TRIBUNNEWS.COM, JAKARTA – Kekhawatiran akan kehadiran satelit orbit rendah seperti Starlink tidak hanya dikritisi oleh penyedia layanan telekomunikasi dari sudut pandang persaingan bisnis.
Namun keberadaan Starlink juga dipandang oleh sebagian pihak sebagai ancaman terhadap kedaulatan siber Indonesia dan kemungkinan meningkatkan risiko separatisme di Papua.
Lembaga yang telah melakukan penelitian mengenai kedaulatan siber dan potensi risiko separatisme di Papua adalah Sekolah Kajian Strategis dan Global (SKSG) Universitas Indonesia (SKSG UI).
Dalam penelitian yang dipublikasikan beberapa waktu lalu, Muhamad Syauqillah, Ketua Program Studi SKSG UI, menjelaskan jika satelit berteknologi Low Earth Orbit Satellite (LEO) tidak bekerjasama dengan perusahaan telekomunikasi di Indonesia, maka akan meningkatkan risiko terhadap kedaulatan siber. . dan potensi risiko separatisme di Papua.
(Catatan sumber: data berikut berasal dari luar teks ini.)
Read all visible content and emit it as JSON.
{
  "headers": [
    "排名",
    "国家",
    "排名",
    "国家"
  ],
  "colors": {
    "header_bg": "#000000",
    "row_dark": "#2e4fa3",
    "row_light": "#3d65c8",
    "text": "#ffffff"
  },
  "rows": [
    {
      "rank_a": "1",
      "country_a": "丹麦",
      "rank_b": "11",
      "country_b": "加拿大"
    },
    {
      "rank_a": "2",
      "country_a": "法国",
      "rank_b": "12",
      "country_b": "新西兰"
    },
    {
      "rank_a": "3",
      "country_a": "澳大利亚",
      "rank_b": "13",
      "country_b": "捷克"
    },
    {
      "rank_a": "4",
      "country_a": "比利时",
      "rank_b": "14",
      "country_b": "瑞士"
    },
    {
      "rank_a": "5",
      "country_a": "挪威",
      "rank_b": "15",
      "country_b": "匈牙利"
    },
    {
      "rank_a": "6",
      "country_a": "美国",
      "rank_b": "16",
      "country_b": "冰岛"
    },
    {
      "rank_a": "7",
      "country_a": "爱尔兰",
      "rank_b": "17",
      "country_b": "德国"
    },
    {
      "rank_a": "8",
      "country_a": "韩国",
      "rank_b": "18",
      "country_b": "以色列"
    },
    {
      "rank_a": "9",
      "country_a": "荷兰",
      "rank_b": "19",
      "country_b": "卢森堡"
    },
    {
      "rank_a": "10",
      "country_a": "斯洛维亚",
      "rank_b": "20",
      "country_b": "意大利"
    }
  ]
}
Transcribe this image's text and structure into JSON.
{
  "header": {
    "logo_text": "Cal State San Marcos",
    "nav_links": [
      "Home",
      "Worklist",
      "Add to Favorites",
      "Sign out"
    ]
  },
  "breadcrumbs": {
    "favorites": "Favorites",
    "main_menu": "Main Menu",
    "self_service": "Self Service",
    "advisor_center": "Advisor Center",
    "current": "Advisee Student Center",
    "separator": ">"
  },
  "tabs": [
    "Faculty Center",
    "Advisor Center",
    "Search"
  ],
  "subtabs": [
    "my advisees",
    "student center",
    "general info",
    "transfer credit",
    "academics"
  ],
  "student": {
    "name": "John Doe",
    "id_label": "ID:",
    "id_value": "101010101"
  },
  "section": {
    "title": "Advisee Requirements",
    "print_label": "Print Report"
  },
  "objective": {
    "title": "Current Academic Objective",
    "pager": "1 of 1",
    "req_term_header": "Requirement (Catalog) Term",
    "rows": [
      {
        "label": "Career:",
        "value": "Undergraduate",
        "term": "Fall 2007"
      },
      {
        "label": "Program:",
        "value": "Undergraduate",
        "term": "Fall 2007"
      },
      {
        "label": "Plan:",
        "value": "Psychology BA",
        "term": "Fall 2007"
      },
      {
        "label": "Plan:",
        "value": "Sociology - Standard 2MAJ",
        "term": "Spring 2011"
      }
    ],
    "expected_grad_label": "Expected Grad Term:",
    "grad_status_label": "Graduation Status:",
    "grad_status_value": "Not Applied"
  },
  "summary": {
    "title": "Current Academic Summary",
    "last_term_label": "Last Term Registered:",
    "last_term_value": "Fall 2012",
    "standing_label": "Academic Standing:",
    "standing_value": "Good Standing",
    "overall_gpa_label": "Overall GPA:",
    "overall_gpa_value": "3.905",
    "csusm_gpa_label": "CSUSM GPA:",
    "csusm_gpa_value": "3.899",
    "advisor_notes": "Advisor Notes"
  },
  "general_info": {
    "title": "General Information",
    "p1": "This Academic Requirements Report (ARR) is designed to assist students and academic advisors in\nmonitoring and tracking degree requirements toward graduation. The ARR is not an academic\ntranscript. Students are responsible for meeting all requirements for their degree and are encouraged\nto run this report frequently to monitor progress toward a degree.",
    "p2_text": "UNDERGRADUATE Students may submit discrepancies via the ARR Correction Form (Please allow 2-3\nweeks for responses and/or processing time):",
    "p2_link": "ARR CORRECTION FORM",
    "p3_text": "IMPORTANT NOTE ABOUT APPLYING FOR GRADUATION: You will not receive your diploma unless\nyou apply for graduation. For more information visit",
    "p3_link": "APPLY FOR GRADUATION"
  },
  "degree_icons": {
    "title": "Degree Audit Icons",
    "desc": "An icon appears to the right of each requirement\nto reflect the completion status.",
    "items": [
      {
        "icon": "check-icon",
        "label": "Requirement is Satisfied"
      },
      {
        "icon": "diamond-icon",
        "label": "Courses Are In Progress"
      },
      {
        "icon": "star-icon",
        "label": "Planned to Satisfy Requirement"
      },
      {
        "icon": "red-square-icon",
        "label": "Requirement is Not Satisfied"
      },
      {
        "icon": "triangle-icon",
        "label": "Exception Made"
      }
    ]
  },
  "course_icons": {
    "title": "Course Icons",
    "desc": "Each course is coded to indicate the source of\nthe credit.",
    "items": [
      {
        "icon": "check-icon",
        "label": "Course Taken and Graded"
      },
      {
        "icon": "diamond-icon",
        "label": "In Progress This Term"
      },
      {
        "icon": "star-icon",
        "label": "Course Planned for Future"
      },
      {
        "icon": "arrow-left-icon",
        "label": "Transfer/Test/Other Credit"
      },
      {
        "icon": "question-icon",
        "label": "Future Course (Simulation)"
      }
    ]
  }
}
Hal ini dikarenakan Starlink tidak memiliki NOC, Gateway dan IP Address.
Hingga saat ini Starlink belum pernah ingin membangun NOC, Gateway, dan alamat IP di negara yang dilayaninya. Semua peralatan telekomunikasi berlokasi di Amerika.
Selain itu, Starlink menggunakan teknologi Inter Satellite Link (ISL) dalam pengoperasiannya. Dengan teknologi ini, seluruh data telekomunikasi yang muncul di Starlink dicatat dan dikelola langsung di Amerika.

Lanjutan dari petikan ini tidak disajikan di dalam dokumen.